During the past few years, as I researched this book, I have met hundreds of members of the loyal institutions: the Apprentice Boys, the Orange Order and the Royal Black Institution. I have never known a community as misrepresented and traduced. In their pride and inflexibility, though, they have certainly given plenty of ammunition to their enemies. But then the qualities that enable people to endure a life under siege are not those that make for intellectual nimble-footedness and a talent for public relations.

Most members of the loyal institutions are ordinary, decent people, many of whom have endured extraordinary fear and suffering without becoming bitter. Many are among the finest people I have ever met and live lives that are an inspiring witness to their faith. And others, of course, are very bigoted and nasty.

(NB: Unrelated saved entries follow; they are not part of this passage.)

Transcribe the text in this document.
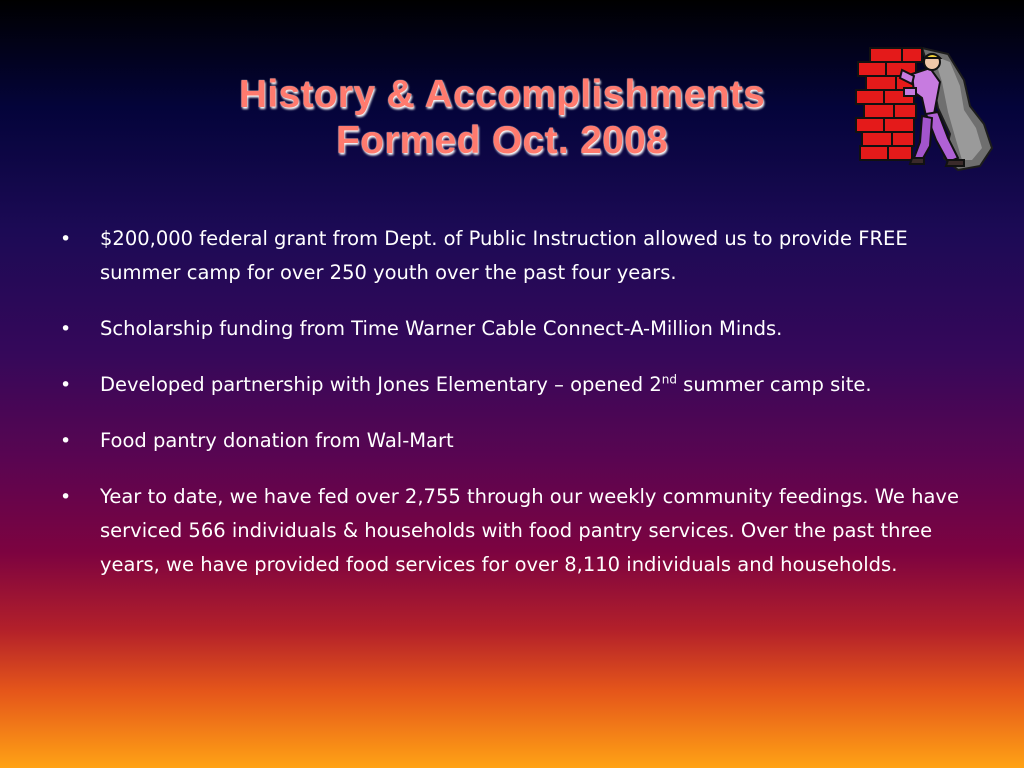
History & Accomplishments
Formed Oct. 2008
• $200,000 federal grant from Dept. of Public Instruction allowed us to provide FREE summer camp for over 250 youth over the past four years.
• Scholarship funding from Time Warner Cable Connect-A-Million Minds.
• Developed partnership with Jones Elementary – opened 2nd summer camp site.
• Food pantry donation from Wal-Mart
• Year to date, we have fed over 2,755 through our weekly community feedings. We have serviced 566 individuals & households with food pantry services. Over the past three years, we have provided food services for over 8,110 individuals and households.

Along the way I’ve asked Orangemen here and there what they hoped might emerge from my book. I enjoyed most the suggestion from the English Orangeman Mike Phelan, (who gave me the run of his library and his unpublished work on English Orangeism) that it should prove conclusively that compared to Orangemen the Knights of the Round Table were cornerboys. I’ve failed to do that, I’m afraid, but I hope I may have made some headway in satisfying some of my other advisers, like Henry Reid, who told me my job was to give an idea of the spirit of the ordinary Orangeman. Graham Montgomery elaborated: ‘I’d like it to show that Orangemen are just men and Orangewomen just women – just people. And that they can be terribly cultured people who go to the opera or holiday abroad or can be terribly pedestrian and watch the football and eat chips and watch Coronation Street and go to Newcastle for a short break. That they can be ministers or businessmen or lawyers or teachers or farmers or factory-workers – or, like Dr Barnardo, be philanthropists. That they cover the whole gamut of life in any society. That there’s something about the Orange that everybody, even outsiders, can identify with in some way. And that the Orange Order is something we’re involved in in our leisure time – something important enough for us to actually create leisure time for it.’